Even the greatest product from the greatest brand has a lifecycle that will end. For a generation the iPhone has been seen as the ultimate product. Since its launch in 2007 there have been 10 new releases and sales have gone from strength to strength. Over 700 million units have in fact been sold deliver growth quarter on quarter for Apple almost without fail … until now! 

The macro economic factors of a strong US$ and slowing growth in China have had an impact, alongside the ongoing competition in the Smart phone offering as others have played catch-up.


Apple – is everything still rosy and bright?

Well not quite. Whilst earnings have still delivered a profit in the the first quarter of 2016 of $10.5bn, it is a real concern.  The share price has declined by 20% in the last year. It’s other products such as the iWatch and iPad that have come along since the iPhone have failed to make an impact in the same way.  As one of the strongest brands on the planet with a reputation for innovation, Apple will undoubtedly be working on their ‘next big thing’.  However, there are lessons every business can learn here.

Every product does have a life cycle.

From seed to fruit: The product life cycle
At the introduction point of a new product there is usually a period of heavy investment, with a slow increase in sales. The product needs developing and refining and when it does hit the market, it takes time to establish its market position. However, there comes a point, no matter how much ongoing development is made, where every product reaches maturity and sales begin to plateau. This is not necessarily an immediate problem as sales of the product remain steady, but it’s a warning that change is on the way. Due to completion, advances in technology or market saturation, sales eventually begin to fall away and revenues decline.

Cooking or Eating: Same Apple different result.
So what does this mean for a business overall? The product lifecycle goes through stages which have important characteristics. The initial development stage requires heavy investment but if the product is achieving success it enters a rapid growth phase. More cash is required to manufacture the product to meet the growing market demand.

Image sourced from Food Service Warehouse

As the product grows it becomes a ‘star performer’ and achieves significant market share.  At this point cash is being generated but production costs are still high. The product is still relatively new and economies of scale in production are still being sought. Investment in sales and marketing is also still high.

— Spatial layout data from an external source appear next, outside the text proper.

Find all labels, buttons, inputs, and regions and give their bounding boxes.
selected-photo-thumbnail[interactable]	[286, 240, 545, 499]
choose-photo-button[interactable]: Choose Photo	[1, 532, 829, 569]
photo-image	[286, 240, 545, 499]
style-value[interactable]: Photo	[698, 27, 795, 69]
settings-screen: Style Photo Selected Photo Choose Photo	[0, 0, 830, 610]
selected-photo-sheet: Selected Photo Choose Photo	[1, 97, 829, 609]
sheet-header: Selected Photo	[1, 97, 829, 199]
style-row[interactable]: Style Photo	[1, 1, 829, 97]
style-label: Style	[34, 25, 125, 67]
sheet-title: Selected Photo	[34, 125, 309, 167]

Finally, the product becomes a ‘cash cow’! At is point the product is so well established and in high demand that production and marketing costs fall away whilst sales maintain with a steady growth rate.  But nothing stays here forever. Eventually demand starts to slide and the product is no longer capable of delivering the value it once was.


Planning for your businesses ‘harvest’.

In order to manage a business through this, it is vital to understand where key products are in their lifecycle. By reviewing this it is possible to forecast more accurately working capital requirements. It is important to know when products need investment; where to focus sales and marketing and when ultimately it’s time to call it a day.  This type of analysis enables you to plan ahead with greater strategic control; knowing when to expect any peaks and troughs in cash flow.

Is the best fruit yet to come?
While the iPhone is probably not set for the scrapheap just yet, there are signs that it could now be moving towards the end of its lifecycle. And like every business, Apple now needs a NEW RISING STAR.